Wild! is the fourth studio album by English synth-pop duo Erasure. Released in October 1989, the album was produced by the band, along with Gareth Jones and Mark Saunders, and released by Mute Records in the UK and Sire Records in the U.S.

Professional ratings
Review scores
| Source | Rating |
| AllMusic | Star |
| Hi-Fi News & Record Review | A:1 |
| New Musical Express | 3/10 |
| Number One | Star |
| Record Mirror | Star Half star |

==History==
During the album's production, singer Andy Bell recorded with producer Gareth Jones at the Church Studios, while Vince Clarke worked on the synths and programming with producer Mark Saunders at Vince's home studio—both in London.

Upon release, Wild! became Erasure's second consecutive number-one album in the UK and all four singles taken from the album hit the UK Top 20, with "Drama!" and "Blue Savannah" reaching the Top 5.

In the U.S., the album reached number 57 on the Billboard 200, but none of the singles released from it charted on the Billboard Hot 100. Three songs from Wild! charted on Billboards Hot Dance Music/Club Play chart (Star peaking at number 4, Drama! b/w Sweet, Sweet Baby at 10 and Blue Savannah at 44). "You Surround Me" was not released as a single in the United States. The album also charted well in Germany, where it hit number 16.

==Reissues==
Subsequent to their acquisition of Erasure's back catalogue, and in anticipation of the band's 30th anniversary in 2016, BMG commissioned reissues of all previously released UK editions of Erasure albums up to and including 2007's Light at the End of the World. All titles were pressed and distributed by Play It Again Sam on 180-gram vinyl and shrinkwrapped with a custom anniversary sticker.

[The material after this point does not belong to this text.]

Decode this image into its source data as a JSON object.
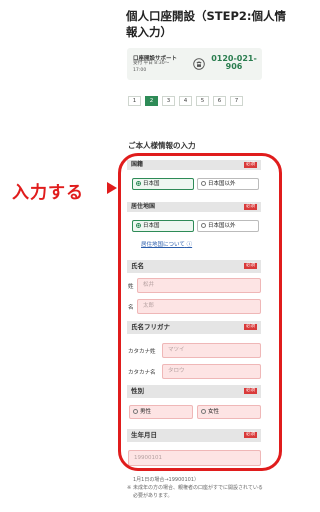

A two-disc version of the album was released by BMG in the UK and Europe on 29 March 2019 to commemorate the original 1989 release. It features the remastered album on disc one and a selection of rarities, B-sides, live tracks, and new remixes on disc two.

==Track listing==

| No. | Title | Length |
|---|---|---|
| 1. | "Piano Song" (Instrumental) | 1:09 |
| 2. | "Blue Savannah" | 4:27 |
| 3. | "Drama!" | 4:04 |
| 4. | "How Many Times?" | 3:17 |
| 5. | "Star" | 3:53 |
| 6. | "La Gloria" | 3:10 |
| 7. | "You Surround Me" | 3:57 |
| 8. | "Brother and Sister" | 3:24 |
| 9. | "2,000 Miles" | 3:38 |
| 10. | "Crown of Thorns" | 3:59 |
| 11. | "Piano Song" | 3:15 |
| Total length: |  | 38:28 |

2019 Reissue CD2: B-Sides, Remixes & Rarities
| No. | Title | Length |
|---|---|---|
| 1. | "Sweet, Sweet Baby" (The Moo Moo Mix) | 5:12 |
| 2. | "Drama!" (Richard Norris Mix) | 6:39 |
| 3. | "Blue Savannah" (Mark Saunders 12" Mix) | 6:51 |
| 4. | "Piano Song" (Live at the London Arena) | 3:34 |
| 5. | "Runaround on the Underground" (Remix) | 6:38 |
| 6. | "How Many Times?" (Alternative Mix) | 3:17 |
| 7. | "Supernature" (Daniel Miller & Phil Legg Remix) | 6:53 |
| 8. | "Star" (Soul Mix) | 5:22 |
| 9. | "No G.D.M." (Unfinished Mix) | 4:25 |
| 10. | "Drama!" (Act 2) | 5:38 |
| 11. | "Brother and Sister" (Live at the London Arena) | 3:33 |
| 12. | "Dreamlike State" (7" A Capella Mix) | 3:29 |
| 13. | "You Surround Me" (Gareth Jones Mix) | 6:17 |
| 14. | "91 Steps" (6 Pianos Mix) | 5:24 |
| Total length: |  | 73:12 |

==Charts==

===Weekly charts===

Weekly chart performance for Wild!
| Chart (1989) | Peak position |
|---|---|
| Argentine Albums (CAPIF) | 3 |
| Australian Albums (ARIA) | 107 |
| Brazilian Albums (NOPEM/ABPD) | 1 |
| Canada Top Albums/CDs (RPM) | 46 |
| Danish Albums (Hitlisten) | 3 |
| European Albums (Music & Media) | 6 |
| Finnish Albums (Suomen virallinen lista) | 40 |
| German Albums (Offizielle Top 100) | 16 |
| Swedish Albums (Sverigetopplistan) | 20 |
| Swiss Albums (Schweizer Hitparade) | 24 |
| UK Albums (Official Charts) | 1 |
| UK Independent Albums (MRIB) | 1 |
| US Billboard 200 | 57 |

===Year-end charts===

1989 year-end chart performance for Wild!
| Chart (1989) | Position |
|---|---|
| UK Albums (Gallup) | 22 |

1990 year-end chart performance for Wild!
| Chart (1990) | Position |
|---|---|
| UK Albums (OCC) | 48 |

==Certifications==

Certifications for Wild!
| Region | Certification | Certified units/sales |
| Argentina | — | 100,000 |
| United Kingdom (BPI) | 2× Platinum | 600,000^{^} |
^{^} Shipments figures based on certification alone.